First you’ll want to choose the herbs that you’ll plant. You might have a hard time doing this because of the huge scope of herbs available. But the best way to choose is to do what I did; just look at what kind of dishes that you normally cook up and serve to family and friends. By planting your own collection of the fresh and dried herbs that use use the most of, you can save money on buying them from the grocery store while having the added benefit of freshness. Some of the herbs you might start with include rosemary, sage, basil, dill, mint, chives, and parsley among others.
As you can see from the collage above, creating a quick, easy, inexpensive and easy to move herb garden is as easy as finding a pallet, some extra lumber and using your imagination.
Harvesting and Storing Your Herbs
When it comes time to harvest the herbs you have labored so hard over, it can be fatal to your plant to take off too much. If your plant isn’t well established, it isn’t healthy to take any leaves at all, even if it looks like its not using them. You should wait until your plant has been well established for at least several months before taking off any leaves. This wait will definitely be worth it, because by growing unabated your plant will produce healthily for years to come.
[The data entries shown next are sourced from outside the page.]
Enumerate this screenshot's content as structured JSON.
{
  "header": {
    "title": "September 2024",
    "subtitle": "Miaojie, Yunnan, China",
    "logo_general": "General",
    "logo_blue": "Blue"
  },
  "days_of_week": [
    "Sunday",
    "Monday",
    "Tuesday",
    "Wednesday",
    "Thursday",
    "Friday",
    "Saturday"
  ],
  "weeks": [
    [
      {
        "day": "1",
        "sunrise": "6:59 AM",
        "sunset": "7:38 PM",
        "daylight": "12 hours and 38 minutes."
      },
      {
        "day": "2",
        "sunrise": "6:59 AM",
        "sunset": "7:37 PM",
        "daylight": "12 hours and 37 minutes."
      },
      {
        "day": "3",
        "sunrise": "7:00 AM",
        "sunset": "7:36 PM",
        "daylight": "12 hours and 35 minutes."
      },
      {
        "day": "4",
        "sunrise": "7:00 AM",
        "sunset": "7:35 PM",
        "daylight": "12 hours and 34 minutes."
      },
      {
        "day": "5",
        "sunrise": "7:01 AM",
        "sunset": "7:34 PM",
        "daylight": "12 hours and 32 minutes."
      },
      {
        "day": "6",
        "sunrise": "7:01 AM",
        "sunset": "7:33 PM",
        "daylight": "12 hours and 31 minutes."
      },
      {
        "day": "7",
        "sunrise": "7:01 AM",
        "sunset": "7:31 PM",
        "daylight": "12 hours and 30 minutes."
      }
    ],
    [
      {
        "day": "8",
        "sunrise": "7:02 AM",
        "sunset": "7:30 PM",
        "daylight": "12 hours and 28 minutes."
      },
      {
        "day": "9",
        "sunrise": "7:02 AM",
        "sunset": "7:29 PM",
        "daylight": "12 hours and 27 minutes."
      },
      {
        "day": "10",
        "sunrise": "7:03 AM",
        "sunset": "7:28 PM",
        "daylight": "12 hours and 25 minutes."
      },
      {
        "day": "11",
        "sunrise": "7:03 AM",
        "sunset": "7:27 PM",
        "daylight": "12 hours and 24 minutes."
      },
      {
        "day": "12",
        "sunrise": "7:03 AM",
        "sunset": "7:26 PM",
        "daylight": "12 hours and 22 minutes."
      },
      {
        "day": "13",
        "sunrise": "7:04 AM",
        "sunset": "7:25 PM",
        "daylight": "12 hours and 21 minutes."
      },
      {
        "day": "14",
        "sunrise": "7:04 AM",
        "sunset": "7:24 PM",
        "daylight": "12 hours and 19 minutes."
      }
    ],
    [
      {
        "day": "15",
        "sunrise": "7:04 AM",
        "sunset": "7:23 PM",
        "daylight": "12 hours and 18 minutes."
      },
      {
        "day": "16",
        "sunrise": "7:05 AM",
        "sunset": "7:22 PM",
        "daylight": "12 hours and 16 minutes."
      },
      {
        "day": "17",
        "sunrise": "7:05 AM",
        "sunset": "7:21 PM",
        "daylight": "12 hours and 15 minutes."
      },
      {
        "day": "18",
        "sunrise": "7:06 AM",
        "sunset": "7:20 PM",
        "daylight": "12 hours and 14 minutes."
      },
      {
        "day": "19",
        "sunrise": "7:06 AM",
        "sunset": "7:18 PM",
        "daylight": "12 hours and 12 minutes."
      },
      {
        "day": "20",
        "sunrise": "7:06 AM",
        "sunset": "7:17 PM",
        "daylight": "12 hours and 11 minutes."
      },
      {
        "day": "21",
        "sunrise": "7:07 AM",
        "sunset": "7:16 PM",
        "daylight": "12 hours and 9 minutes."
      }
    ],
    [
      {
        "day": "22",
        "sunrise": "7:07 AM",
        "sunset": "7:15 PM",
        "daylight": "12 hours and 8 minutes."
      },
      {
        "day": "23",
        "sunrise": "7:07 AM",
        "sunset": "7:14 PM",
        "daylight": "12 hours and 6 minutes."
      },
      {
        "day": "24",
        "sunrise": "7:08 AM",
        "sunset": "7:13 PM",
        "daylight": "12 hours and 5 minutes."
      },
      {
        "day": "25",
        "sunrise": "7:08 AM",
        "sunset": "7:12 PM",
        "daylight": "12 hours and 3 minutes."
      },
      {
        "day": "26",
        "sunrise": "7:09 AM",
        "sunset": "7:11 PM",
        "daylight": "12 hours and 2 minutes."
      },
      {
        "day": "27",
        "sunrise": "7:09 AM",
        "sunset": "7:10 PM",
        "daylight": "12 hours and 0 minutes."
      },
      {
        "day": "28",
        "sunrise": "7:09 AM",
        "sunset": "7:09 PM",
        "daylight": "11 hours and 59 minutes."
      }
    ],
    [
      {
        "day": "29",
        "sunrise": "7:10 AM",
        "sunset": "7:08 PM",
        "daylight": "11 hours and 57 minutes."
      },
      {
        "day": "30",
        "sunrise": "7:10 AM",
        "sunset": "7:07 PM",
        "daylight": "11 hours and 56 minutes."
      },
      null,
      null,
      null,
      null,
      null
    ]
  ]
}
Once you’ve harvested your delicious home grown herbs, you’ll want to use them in cooking. Why else would you have grown them? Begin by drying what you won’t immediately use. This is easily achieved by placing them on a cookie sheet and baking them 170 degrees Fahrenheit for 2 to 4 hours. Be sure to store them in an air-tight container. During the first few days of storage, you should regularly check the container and see if any moisture has accumulated. If it has, you must remove all the herbs and re-dry them. If moisture is left from the first drying process, it will encourage mildew while you store your herbs.